When someone asked me how old I was turning this past weekend, I said “Forty-nine,” while noting the nine is German for ‘no’, as in, “No! Please don’t drag me into the next decade.”
Revolution 9 from The Beatles’ White Album holds sway with modern-day prophets, particularly one Charles Manson. The significance of that track’s lyrics was not lost on him. Number 9…Number 9…Number 9. He and he alone understood the transition about to take place, as Revelations 9, the Locust, would lead to Revelations 10, the arrival of the Mighty Angel with the Little Book. (Of course, Manson is insane, so it’s hard to give him much leeway regarding scriptural interpretation.)
More to the point, it’s hard to find favor with such an ominous number as 9. Sure, it’s a kick to watch a row of them tick and click their way to a fresh set of zeroes on the odometer, pretending that a new model of car has just taken the place of the old one, with that new car smell and all the latest bells and whistles. But such are the delusions that will turn positive thinkers into the defeated, on their knees and the gnashing of teeth.
The first time it appears in one’s life, at age 9, obviously, it has a freshness, easily ode to a Sesame Street lesson – “Let’s sing a song about nine. How many is nine?” Sometimes it’s nine cookies for Cookie Monster. Other times its nine ugly bats dangling, not so menacingly, from prop wire. Yes, very cute.
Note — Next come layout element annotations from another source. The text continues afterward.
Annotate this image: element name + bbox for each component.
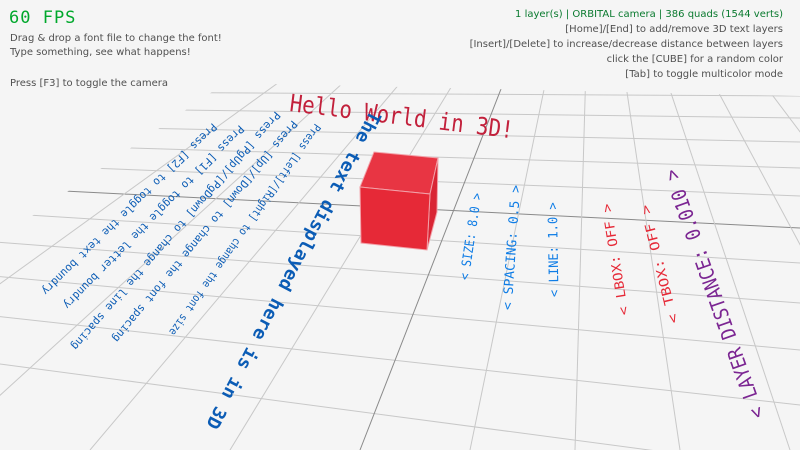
grid-row-line: [0, 83, 800, 197]
grid-column-line: [0, 83, 593, 450]
grid-row-line: [0, 83, 800, 351]
grid-row-line: [0, 83, 800, 143]
cube-front-face[interactable]: [359, 186, 431, 251]
setting-line[interactable]: < LINE: 1.0 >: [545, 202, 563, 298]
help-cube: click the [CUBE] for a random color: [606, 54, 783, 65]
help-distance: [Insert]/[Delete] to increase/decrease d…: [469, 39, 783, 50]
grid-column-line: [0, 83, 593, 450]
grid-column-line: [89, 83, 593, 450]
grid-column-line: [591, 83, 800, 450]
grid-row-line: [0, 83, 800, 450]
grid-row-line: [0, 83, 800, 169]
help-camera: Press [F3] to toggle the camera: [10, 78, 169, 89]
help-type: Type something, see what happens!: [10, 47, 191, 58]
grid-row-line: [0, 83, 800, 97]
grid-row-line: [0, 83, 800, 304]
fps-counter: 60 FPS: [9, 8, 77, 28]
grid-row-line: [0, 83, 800, 264]
grid-column-line: [574, 83, 593, 450]
status-readout: 1 layer(s) | ORBITAL camera | 386 quads …: [515, 9, 783, 20]
grid-column-line: [359, 83, 593, 450]
help-drag-drop: Drag & drop a font file to change the fo…: [10, 33, 222, 44]
help-layers: [Home]/[End] to add/remove 3D text layer…: [565, 24, 783, 35]
grid-row-line: [0, 83, 800, 119]
grid-row-line: [0, 83, 800, 406]
grid-column-line: [469, 83, 593, 450]
grid-row-line: [0, 83, 800, 229]
grid-column-line: [229, 83, 593, 450]
grid-column-line: [591, 83, 681, 450]
help-multicolor: [Tab] to toggle multicolor mode: [625, 69, 783, 80]
grid-column-line: [591, 83, 791, 450]
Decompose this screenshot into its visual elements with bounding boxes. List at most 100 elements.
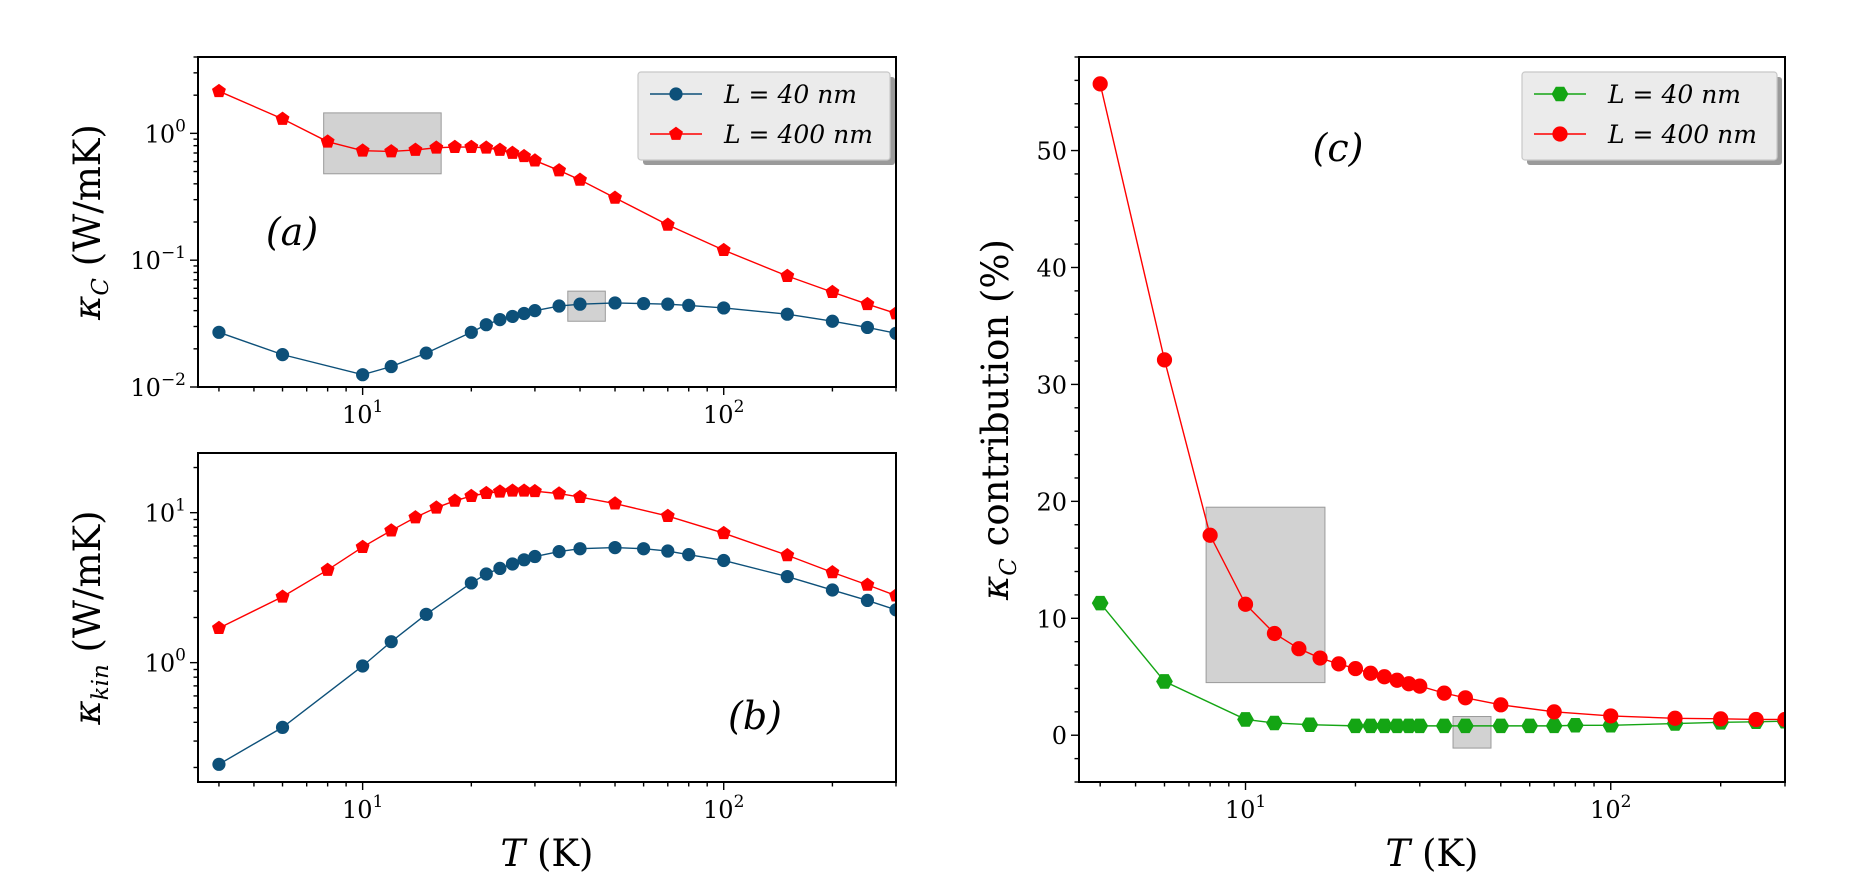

Yet each time it shows up, thereafter, coincidentally enough, every ten years, it takes on a new meaning. Turning 19 might appear as carefree, as simple and quaint as tapping the keg. Some might even say more a rite of passage than a privilege while taking flight from the safety of the nest. While 29 might be seen as an eye opener, with looming questions left unanswered. “Am I in business?” “Am I settled?” Chances are you’re on your way. But if you’re like Biff Loman, the answer is, “No. I’m like a boy.”
Thirty-nine is the age when some people decide to no longer age. Jack Benny, entertainer and violin virtuoso, mastered the art of stopping time in its tracks, holding at 39 for the next 41 years and managing to avoid the burden of contemplating 49, 59, 69 and 79. Or did he?
As the number preceding the 9 increases, the screaming of the German ‘nine’ grows louder. I now see a photograph with the scowling face of philosopher Bertrand Russell, who is old as time, smarter than most, yet unable to boil a pot of water for a cup of tea. Not because he is becoming senile, but because he has been pre-occupied for too many years pondering his own mortality.
Thankfully, and in spite of myself, I can still boil a pot of water.